Reflections of a single parent...

Mary has been abroad for a week now, with her mother. Today is the first anniversay of the death of John, her father, and it is very appropriate that she is with her mother in Jerusalem, where he died 12 months ago. It is hard to be far away when they are obviously in pain, but this is part of their process of coping with the uncopable.

Meanwhile, back in blighty, the Swifts are living as a single parent family. Mary did it enough times when I used to globe-trot for a living, but it's less usual for me. The rules all change: less stringent requirements on fruit and veg consumption, more flexibility on bedtimes (well, it is the October break), much higher likelihood that things will be forgotten about and have to be fixed later. The PE kit made it on the days it had to, but that's more to do with the children remembering it themselves. But it is hard, carrying the burden of the children & all their lives and activities (and relationships, parties, new wants) without someone to share it.

And the same period has had the first funeral to come in since I came to Scotland, as well as personal crisis for a new friend, not a church goer. Oh - and an old work colleague with a terminal diagnosis looking for a future funeral. Oh - and all the usual business of church, services, planning, (minor) conflict, anxieties.

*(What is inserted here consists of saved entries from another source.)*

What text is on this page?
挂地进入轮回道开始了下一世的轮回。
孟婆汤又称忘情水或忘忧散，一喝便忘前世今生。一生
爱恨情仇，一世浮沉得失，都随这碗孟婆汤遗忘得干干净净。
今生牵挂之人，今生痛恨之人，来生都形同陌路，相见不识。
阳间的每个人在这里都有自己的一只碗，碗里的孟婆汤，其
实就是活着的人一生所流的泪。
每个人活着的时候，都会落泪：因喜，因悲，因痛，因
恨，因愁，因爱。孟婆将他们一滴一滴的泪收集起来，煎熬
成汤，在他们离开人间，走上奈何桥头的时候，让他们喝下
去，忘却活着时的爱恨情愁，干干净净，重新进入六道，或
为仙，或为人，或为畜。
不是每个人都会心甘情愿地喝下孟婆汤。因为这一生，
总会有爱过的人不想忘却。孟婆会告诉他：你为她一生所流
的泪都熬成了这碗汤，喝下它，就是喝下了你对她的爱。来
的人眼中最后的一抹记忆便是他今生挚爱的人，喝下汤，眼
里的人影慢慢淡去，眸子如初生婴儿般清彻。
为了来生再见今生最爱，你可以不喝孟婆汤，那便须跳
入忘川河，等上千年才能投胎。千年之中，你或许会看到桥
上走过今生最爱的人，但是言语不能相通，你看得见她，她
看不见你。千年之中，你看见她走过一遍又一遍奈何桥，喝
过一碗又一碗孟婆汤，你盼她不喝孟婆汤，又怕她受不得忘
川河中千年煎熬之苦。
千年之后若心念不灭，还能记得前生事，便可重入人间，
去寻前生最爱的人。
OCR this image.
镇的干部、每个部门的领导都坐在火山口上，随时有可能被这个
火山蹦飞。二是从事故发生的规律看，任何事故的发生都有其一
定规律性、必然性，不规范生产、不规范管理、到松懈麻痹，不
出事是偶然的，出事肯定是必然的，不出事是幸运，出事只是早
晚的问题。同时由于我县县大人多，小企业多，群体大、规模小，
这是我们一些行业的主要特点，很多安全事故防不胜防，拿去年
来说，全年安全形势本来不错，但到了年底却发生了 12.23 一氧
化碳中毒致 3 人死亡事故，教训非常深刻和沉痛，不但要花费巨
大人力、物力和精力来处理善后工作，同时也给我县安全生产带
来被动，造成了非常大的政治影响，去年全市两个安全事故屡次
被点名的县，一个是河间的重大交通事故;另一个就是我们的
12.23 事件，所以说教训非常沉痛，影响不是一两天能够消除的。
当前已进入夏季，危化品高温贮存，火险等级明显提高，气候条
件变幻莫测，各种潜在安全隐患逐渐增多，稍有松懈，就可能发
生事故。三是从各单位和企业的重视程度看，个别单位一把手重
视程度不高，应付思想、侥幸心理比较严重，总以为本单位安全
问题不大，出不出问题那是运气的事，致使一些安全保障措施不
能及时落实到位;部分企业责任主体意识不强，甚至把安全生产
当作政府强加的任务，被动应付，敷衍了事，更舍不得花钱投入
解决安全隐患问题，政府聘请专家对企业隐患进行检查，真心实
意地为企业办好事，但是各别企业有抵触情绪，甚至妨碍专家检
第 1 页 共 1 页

I have had much discussion with single clergy friends about the pressures of life and ministry and having a partner. That partner can be a safety relief valve, a person who can share the strain. That's maybe a better way of being. But the downside is the pressure that sharing a relationship or a family with ministry brings. A single priest can be a committed (or as detached) as they wish to be - it's just about them, without school parent evenings or parallel careers.

We are called, all of us, to be what God would have us be. And we are called as we are: single, partnered, with or without family, psychologically wired as we are and become. The authentic ministry that we live and do is defined, in part, by this context. And when it all gets too much, and we break - is that when we fail to be authentic, we try and live up to too many other people's expectations?

Oh - and on the subject of sorting all this stuff out did I mention Frankie's new rabbit?



3 comments:

  1. You seem to have come out smiling, so you must be a talented juggler. I think making sure you have a little bit of time occasionally to be you, as opposed to husband/father/priest/confidant/friend etc. can be helpful.